The US Department of Energy (DOE) announced up to $44 million in funding (DE-FOA-0002707) to support projects developing commercial-ready technologies that give the United States a net-zero or net negative emissions pathway toward increased domestic supplies of critical elements required for the transition to clean energy.
The program—Mining Innovations for Negative Emissions Resource Recovery (MINER)—is administered by DOE’s Advanced Research Projects Agency-Energy (ARPA-E) and aims to develop commercially scalable technologies that would enable greater domestic supplies of copper, nickel, lithium, cobalt, rare earth elements, and other critical elements.
The lack of a secure domestic supply of these minerals poses a significant supply chain risk for the United States, especially with regard to batteries, renewable generation, and transmission. Specifically, ARPA-E seeks to support the development of technologies to:
Decrease mineral comminution energy and reduce unrecovered energy-relevant minerals in the tailings by 50% during mineral beneficiation by modifying mineral properties of CO2-reactive ore. Comminution is the mineral grinding phase during mineral beneficiation; the mining industry’s mineral beneficiation process of extracting and processing ore is one of the most energy-intensive industrial sectors.
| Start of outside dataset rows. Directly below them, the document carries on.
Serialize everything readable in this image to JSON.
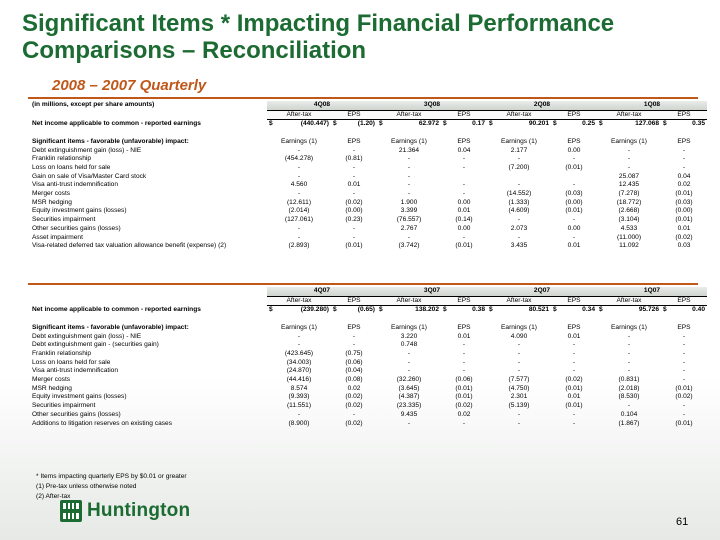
{
  "title": "Significant Items * Impacting Financial Performance Comparisons – Reconciliation",
  "subtitle": "2008 – 2007 Quarterly",
  "units_note": "(in millions, except per share amounts)",
  "col_after_tax": "After-tax",
  "col_eps": "EPS",
  "col_earnings": "Earnings (1)",
  "currency_symbol": "$",
  "net_income_label": "Net income applicable to common - reported earnings",
  "sig_items_label": "Significant items - favorable (unfavorable) impact:",
  "table_2008": {
    "quarters": [
      "4Q08",
      "3Q08",
      "2Q08",
      "1Q08"
    ],
    "net_income": [
      [
        "(440.447)",
        "(1.20)"
      ],
      [
        "62.972",
        "0.17"
      ],
      [
        "90.201",
        "0.25"
      ],
      [
        "127.068",
        "0.35"
      ]
    ],
    "rows": [
      {
        "label": "Debt extinguishment gain (loss) - NIE",
        "v": [
          "-",
          "-",
          "21.364",
          "0.04",
          "2.177",
          "0.00",
          "-",
          "-"
        ]
      },
      {
        "label": "Franklin relationship",
        "v": [
          "(454.278)",
          "(0.81)",
          "-",
          "-",
          "-",
          "-",
          "-",
          "-"
        ]
      },
      {
        "label": "Loss on loans held for sale",
        "v": [
          "-",
          "-",
          "-",
          "-",
          "(7.200)",
          "(0.01)",
          "-",
          "-"
        ]
      },
      {
        "label": "Gain on sale of Visa/Master Card stock",
        "v": [
          "-",
          "-",
          "-",
          "",
          "",
          "",
          "25.087",
          "0.04"
        ]
      },
      {
        "label": "Visa anti-trust indemnification",
        "v": [
          "4.560",
          "0.01",
          "-",
          "-",
          "-",
          "-",
          "12.435",
          "0.02"
        ]
      },
      {
        "label": "Merger costs",
        "v": [
          "-",
          "-",
          "-",
          "-",
          "(14.552)",
          "(0.03)",
          "(7.278)",
          "(0.01)"
        ]
      },
      {
        "label": "MSR hedging",
        "v": [
          "(12.611)",
          "(0.02)",
          "1.900",
          "0.00",
          "(1.333)",
          "(0.00)",
          "(18.772)",
          "(0.03)"
        ]
      },
      {
        "label": "Equity investment gains (losses)",
        "v": [
          "(2.014)",
          "(0.00)",
          "3.399",
          "0.01",
          "(4.609)",
          "(0.01)",
          "(2.668)",
          "(0.00)"
        ]
      },
      {
        "label": "Securities impairment",
        "v": [
          "(127.061)",
          "(0.23)",
          "(76.557)",
          "(0.14)",
          "-",
          "-",
          "(3.104)",
          "(0.01)"
        ]
      },
      {
        "label": "Other securities gains (losses)",
        "v": [
          "-",
          "-",
          "2.767",
          "0.00",
          "2.073",
          "0.00",
          "4.533",
          "0.01"
        ]
      },
      {
        "label": "Asset impairment",
        "v": [
          "-",
          "-",
          "-",
          "-",
          "-",
          "-",
          "(11.000)",
          "(0.02)"
        ]
      },
      {
        "label": "Visa-related deferred tax valuation allowance benefit (expense) (2)",
        "v": [
          "(2.893)",
          "(0.01)",
          "(3.742)",
          "(0.01)",
          "3.435",
          "0.01",
          "11.092",
          "0.03"
        ]
      }
    ]
  },
  "table_2007": {
    "quarters": [
      "4Q07",
      "3Q07",
      "2Q07",
      "1Q07"
    ],
    "net_income": [
      [
        "(239.280)",
        "(0.65)"
      ],
      [
        "138.202",
        "0.38"
      ],
      [
        "80.521",
        "0.34"
      ],
      [
        "95.726",
        "0.40"
      ]
    ],
    "rows": [
      {
        "label": "Debt extinguishment gain (loss) - NIE",
        "v": [
          "-",
          "-",
          "3.220",
          "0.01",
          "4.090",
          "0.01",
          "-",
          "-"
        ]
      },
      {
        "label": "Debt extinguishment gain - (securities gain)",
        "v": [
          "-",
          "-",
          "0.748",
          "-",
          "-",
          "-",
          "-",
          "-"
        ]
      },
      {
        "label": "Franklin relationship",
        "v": [
          "(423.645)",
          "(0.75)",
          "-",
          "-",
          "-",
          "-",
          "-",
          "-"
        ]
      },
      {
        "label": "Loss on loans held for sale",
        "v": [
          "(34.003)",
          "(0.06)",
          "-",
          "-",
          "-",
          "-",
          "-",
          "-"
        ]
      },
      {
        "label": "Visa anti-trust indemnification",
        "v": [
          "(24.870)",
          "(0.04)",
          "-",
          "-",
          "-",
          "-",
          "-",
          "-"
        ]
      },
      {
        "label": "Merger costs",
        "v": [
          "(44.416)",
          "(0.08)",
          "(32.260)",
          "(0.06)",
          "(7.577)",
          "(0.02)",
          "(0.831)",
          "-"
        ]
      },
      {
        "label": "MSR hedging",
        "v": [
          "8.574",
          "0.02",
          "(3.645)",
          "(0.01)",
          "(4.750)",
          "(0.01)",
          "(2.018)",
          "(0.01)"
        ]
      },
      {
        "label": "Equity investment gains (losses)",
        "v": [
          "(9.393)",
          "(0.02)",
          "(4.387)",
          "(0.01)",
          "2.301",
          "0.01",
          "(8.530)",
          "(0.02)"
        ]
      },
      {
        "label": "Securities impairment",
        "v": [
          "(11.551)",
          "(0.02)",
          "(23.335)",
          "(0.02)",
          "(5.139)",
          "(0.01)",
          "-",
          "-"
        ]
      },
      {
        "label": "Other securities gains (losses)",
        "v": [
          "-",
          "-",
          "9.435",
          "0.02",
          "-",
          "-",
          "0.104",
          "-"
        ]
      },
      {
        "label": "Additions to litigation reserves on existing cases",
        "v": [
          "(8.900)",
          "(0.02)",
          "-",
          "-",
          "-",
          "-",
          "(1.867)",
          "(0.01)"
        ]
      }
    ]
  },
  "footnotes": [
    "* Items impacting quarterly EPS by $0.01 or greater",
    "(1) Pre-tax unless otherwise noted",
    "(2) After-tax"
  ],
  "logo_text": "Huntington",
  "page_number": "61",
  "colors": {
    "title_green": "#1c6b32",
    "accent_orange": "#c0581b"
  }
}
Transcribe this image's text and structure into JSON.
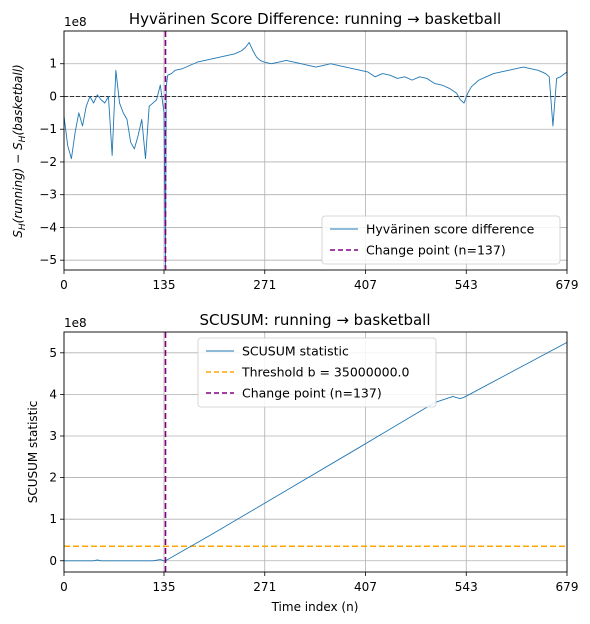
{
  "chart_data": [
    {
      "type": "line",
      "title": "Hyvärinen Score Difference: running → basketball",
      "ylabel": "S_H(running) − S_H(basketball)",
      "xlabel": "",
      "y_multiplier": "1e8",
      "xlim": [
        0,
        679
      ],
      "ylim": [
        -5.3,
        2.0
      ],
      "x_ticks": [
        "0",
        "135",
        "271",
        "407",
        "543",
        "679"
      ],
      "y_ticks": [
        "−5",
        "−4",
        "−3",
        "−2",
        "−1",
        "0",
        "1"
      ],
      "grid": true,
      "legend_position": "lower right",
      "series": [
        {
          "name": "Hyvärinen score difference",
          "color": "#1f77b4",
          "x": [
            0,
            5,
            10,
            15,
            20,
            25,
            30,
            35,
            40,
            45,
            50,
            55,
            60,
            65,
            70,
            75,
            80,
            85,
            90,
            95,
            100,
            105,
            110,
            115,
            120,
            125,
            130,
            135,
            137,
            138,
            140,
            145,
            150,
            160,
            170,
            180,
            190,
            200,
            210,
            220,
            230,
            240,
            245,
            250,
            255,
            260,
            265,
            270,
            280,
            290,
            300,
            310,
            320,
            330,
            340,
            350,
            360,
            370,
            380,
            390,
            400,
            410,
            420,
            430,
            440,
            450,
            460,
            470,
            480,
            490,
            500,
            510,
            520,
            530,
            535,
            540,
            545,
            550,
            560,
            570,
            580,
            590,
            600,
            610,
            620,
            630,
            640,
            650,
            655,
            660,
            665,
            670,
            679
          ],
          "y": [
            -0.6,
            -1.5,
            -1.9,
            -1.1,
            -0.5,
            -0.9,
            -0.3,
            0.0,
            -0.2,
            0.05,
            -0.1,
            -0.2,
            0.0,
            -1.8,
            0.8,
            -0.2,
            -0.5,
            -0.7,
            -1.4,
            -1.6,
            -1.2,
            -0.7,
            -1.9,
            -0.3,
            -0.2,
            -0.1,
            0.35,
            -0.5,
            -5.2,
            0.3,
            0.65,
            0.7,
            0.8,
            0.85,
            0.95,
            1.05,
            1.1,
            1.15,
            1.2,
            1.25,
            1.3,
            1.4,
            1.5,
            1.65,
            1.4,
            1.2,
            1.1,
            1.05,
            1.0,
            1.05,
            1.1,
            1.05,
            1.0,
            0.95,
            0.9,
            0.95,
            1.0,
            0.95,
            0.9,
            0.85,
            0.8,
            0.75,
            0.6,
            0.7,
            0.65,
            0.55,
            0.6,
            0.5,
            0.6,
            0.55,
            0.4,
            0.35,
            0.25,
            0.1,
            -0.1,
            -0.2,
            0.1,
            0.3,
            0.5,
            0.6,
            0.7,
            0.75,
            0.8,
            0.85,
            0.9,
            0.85,
            0.8,
            0.7,
            0.6,
            -0.9,
            0.55,
            0.6,
            0.75
          ]
        }
      ],
      "hlines": [
        {
          "y": 0,
          "color": "#000000",
          "style": "dashed"
        }
      ],
      "vlines": [
        {
          "x": 137,
          "name": "Change point (n=137)",
          "color": "#800080",
          "style": "dashed"
        }
      ]
    },
    {
      "type": "line",
      "title": "SCUSUM: running → basketball",
      "ylabel": "SCUSUM statistic",
      "xlabel": "Time index (n)",
      "y_multiplier": "1e8",
      "xlim": [
        0,
        679
      ],
      "ylim": [
        -0.27,
        5.5
      ],
      "x_ticks": [
        "0",
        "135",
        "271",
        "407",
        "543",
        "679"
      ],
      "y_ticks": [
        "0",
        "1",
        "2",
        "3",
        "4",
        "5"
      ],
      "grid": true,
      "legend_position": "upper center",
      "series": [
        {
          "name": "SCUSUM statistic",
          "color": "#1f77b4",
          "x": [
            0,
            40,
            45,
            50,
            80,
            120,
            130,
            135,
            137,
            200,
            300,
            400,
            500,
            525,
            530,
            535,
            540,
            600,
            679
          ],
          "y": [
            0.0,
            0.0,
            0.02,
            0.0,
            0.0,
            0.0,
            0.03,
            0.0,
            0.0,
            0.64,
            1.69,
            2.74,
            3.8,
            3.95,
            3.92,
            3.9,
            3.93,
            4.5,
            5.25
          ]
        }
      ],
      "hlines": [
        {
          "y": 0.35,
          "name": "Threshold b = 35000000.0",
          "color": "#ffa500",
          "style": "dashed"
        }
      ],
      "vlines": [
        {
          "x": 137,
          "name": "Change point (n=137)",
          "color": "#800080",
          "style": "dashed"
        }
      ]
    }
  ]
}
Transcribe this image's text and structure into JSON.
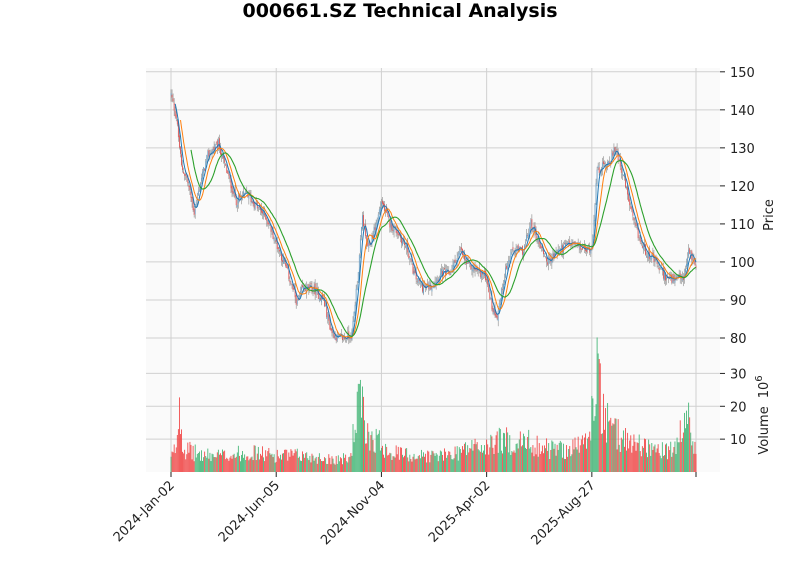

Comminution energy possesses an inverse relationship with ore grade. For example, copper ore grades have decreased by 25% in the past decade and the energy required to process this ore has increased by 46%. In quantifiable terms, copper ore grades of 0.20% require 10 MJ/kg of ore in comparison to 80 MJ/kg for 0.05% copper ore grades. Concomitant with this decrease in ore grade is also increased waste rock (i.e., gangue minerals and overburden) to achieve the same unit of produced metal. With exploration requiring decades to discover and develop world-class deposits and decreasing ore grades over time, mining companies have turned to remining tailings and mineral sludge. However, remining tailings and mineral sludge do es not provide a long-term solution to decrease comminution energy and extract the energy -relevant minerals within the gigatons of gangue minerals and tailings produced during mining.
Embodied energy in mineral processing increases as ore grades decrease. Source: MINER FOA
Grades of copper, gold, zinc, and nickel ore mined are decreasing over time. Source: MINER FOA
Increase energy-relevant mineral yield by capturing energy-relevant minerals in CO2-reactive mineralogy.
Reprocess existing CO2 reactive overburden and tailings deposits for the purpose of recovering residual mineral value.
Develop carbon-negative reactions cradle-to-gate (ore-to-metal) to carbonate CO2-reactive ore.
Develop surveying technologies to advance exploration vectors of CO2-reactive rock formations, quantify reservoir carbonation, and quantify energy-relevant minerals leached and re-mineralized during carbonation of the CO2-reactive minerals.
Develop the technology to the extent of a demonstrable and justifiable path to full commercial scale-up from bench-scale demonstrations for either an in situ or ex situ approach.